There are indications that the town, although founded by Phoenicians, was expanded by settlers from Sicily and especially Carthage, to which Oea, like the other Tripolitan towns, paid tribute. It was captured in 162 or 161 BCE by the Numidian ruler Massinissa, and became Roman during the war against Jughurta. However, it remained nominally independent, although this independence was soon an almost empty name.
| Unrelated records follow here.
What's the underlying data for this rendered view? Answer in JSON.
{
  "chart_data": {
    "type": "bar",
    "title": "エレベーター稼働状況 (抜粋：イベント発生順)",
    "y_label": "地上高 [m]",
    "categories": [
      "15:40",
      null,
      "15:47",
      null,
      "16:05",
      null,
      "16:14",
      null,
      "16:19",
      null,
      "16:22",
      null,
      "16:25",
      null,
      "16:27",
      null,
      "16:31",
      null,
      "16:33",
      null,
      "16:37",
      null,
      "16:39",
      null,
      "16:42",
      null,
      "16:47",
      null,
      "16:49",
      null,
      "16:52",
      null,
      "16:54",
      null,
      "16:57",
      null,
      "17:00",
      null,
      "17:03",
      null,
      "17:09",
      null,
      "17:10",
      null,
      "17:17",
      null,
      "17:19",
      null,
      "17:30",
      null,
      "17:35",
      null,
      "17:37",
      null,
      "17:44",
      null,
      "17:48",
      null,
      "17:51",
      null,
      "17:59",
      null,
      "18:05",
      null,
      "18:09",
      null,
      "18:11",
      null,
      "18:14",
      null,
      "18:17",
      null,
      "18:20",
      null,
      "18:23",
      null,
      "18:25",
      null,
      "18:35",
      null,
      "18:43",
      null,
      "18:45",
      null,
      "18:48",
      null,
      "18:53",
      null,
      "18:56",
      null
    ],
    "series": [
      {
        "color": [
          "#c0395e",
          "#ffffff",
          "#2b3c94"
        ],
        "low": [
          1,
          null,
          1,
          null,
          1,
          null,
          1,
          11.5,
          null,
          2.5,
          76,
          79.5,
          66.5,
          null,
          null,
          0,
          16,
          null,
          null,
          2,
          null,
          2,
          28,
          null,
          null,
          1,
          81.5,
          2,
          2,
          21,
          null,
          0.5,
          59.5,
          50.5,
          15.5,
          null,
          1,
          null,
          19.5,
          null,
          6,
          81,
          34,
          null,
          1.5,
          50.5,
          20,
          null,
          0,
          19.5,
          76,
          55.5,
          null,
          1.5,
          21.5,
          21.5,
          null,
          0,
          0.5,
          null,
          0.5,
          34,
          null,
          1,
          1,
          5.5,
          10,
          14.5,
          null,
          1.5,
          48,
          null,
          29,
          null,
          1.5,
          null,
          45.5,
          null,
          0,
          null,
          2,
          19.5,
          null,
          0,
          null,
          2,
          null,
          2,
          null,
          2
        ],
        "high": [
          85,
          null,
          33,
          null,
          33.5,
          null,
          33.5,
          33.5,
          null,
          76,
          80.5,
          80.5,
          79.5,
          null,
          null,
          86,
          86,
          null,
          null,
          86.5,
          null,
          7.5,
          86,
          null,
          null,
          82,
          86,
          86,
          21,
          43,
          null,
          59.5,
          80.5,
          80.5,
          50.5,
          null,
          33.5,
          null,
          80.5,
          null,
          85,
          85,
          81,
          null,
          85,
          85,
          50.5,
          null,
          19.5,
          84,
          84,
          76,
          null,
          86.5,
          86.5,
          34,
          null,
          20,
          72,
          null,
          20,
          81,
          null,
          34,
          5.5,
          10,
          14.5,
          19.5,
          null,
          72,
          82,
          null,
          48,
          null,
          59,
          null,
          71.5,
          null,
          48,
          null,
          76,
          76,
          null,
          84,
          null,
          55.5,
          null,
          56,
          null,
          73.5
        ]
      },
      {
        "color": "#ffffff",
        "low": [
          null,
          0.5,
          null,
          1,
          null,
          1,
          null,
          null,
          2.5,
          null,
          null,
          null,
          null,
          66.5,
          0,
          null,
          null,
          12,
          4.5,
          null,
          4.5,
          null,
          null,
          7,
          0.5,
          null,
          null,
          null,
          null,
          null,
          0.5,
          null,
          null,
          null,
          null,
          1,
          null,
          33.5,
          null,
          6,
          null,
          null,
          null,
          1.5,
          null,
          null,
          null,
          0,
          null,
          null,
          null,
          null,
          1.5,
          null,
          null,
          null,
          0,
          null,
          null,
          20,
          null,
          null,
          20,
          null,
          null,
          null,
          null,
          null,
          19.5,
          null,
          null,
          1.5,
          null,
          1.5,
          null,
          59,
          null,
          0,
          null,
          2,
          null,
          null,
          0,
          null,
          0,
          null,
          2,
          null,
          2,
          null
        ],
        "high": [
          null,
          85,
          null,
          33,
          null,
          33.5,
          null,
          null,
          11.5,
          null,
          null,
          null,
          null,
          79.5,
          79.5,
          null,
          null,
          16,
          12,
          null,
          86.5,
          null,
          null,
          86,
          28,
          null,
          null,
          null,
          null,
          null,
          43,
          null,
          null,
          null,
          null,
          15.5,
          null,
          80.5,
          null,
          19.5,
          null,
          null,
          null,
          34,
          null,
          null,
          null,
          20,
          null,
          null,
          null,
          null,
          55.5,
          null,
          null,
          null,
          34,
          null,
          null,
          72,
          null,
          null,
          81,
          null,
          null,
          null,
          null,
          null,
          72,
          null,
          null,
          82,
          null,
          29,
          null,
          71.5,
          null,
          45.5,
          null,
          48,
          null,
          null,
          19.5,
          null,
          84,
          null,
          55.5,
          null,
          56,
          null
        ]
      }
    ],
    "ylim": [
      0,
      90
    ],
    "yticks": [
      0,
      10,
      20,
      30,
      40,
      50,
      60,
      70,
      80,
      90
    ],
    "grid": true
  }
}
Olive oil amphora (type "Tripolitania II")

Oea/Tripoli was attacked by Arab armies in 642, but withstood the siege for one month, and although Arab sources claim that the city was finally captured, it seems to have returned to the Byzantine Empire soon, and would accept Arab sovereignty only later.


Because modern Tripoli is built on top of ancient Oea, there are not many visible ruins. The only monument that is still visible, is the-socalled the Arch of Marcus Aurelius. Several mosaics have been brought to the National Museum. A mithraeum has been identified, which appears to date to the fourth century and must have been built by men who refused to become Christians.

Pediment of the temple of Oea's genius

Oea also boasted a small temple dedicated in 183/184 to the Genius of the Colonia by a man named Lucius Aemilius Frontinus. On the pediment (the triangle-shaped upper part of the fa├žade), one could see one of the Divine Twins, Apollo, Tyche (good fortune), and Minerva. The other twin is missing. Apollo and Minerva were the protectors of Oea. The name of the emperor Commodus has been erased from the inscription (damnatio memoriae).

Of course, there must have been more in Roman Oea than an arch and a small temple, a mithraeum, and houses with mosaics. It must have been a lively town with all kinds of craftsmen and merchants. Ten kilometers west of Tripoli, you will find the very interesting rock tomb of Janzur, which is just one example of what must have been Oea's much larger western necropolis.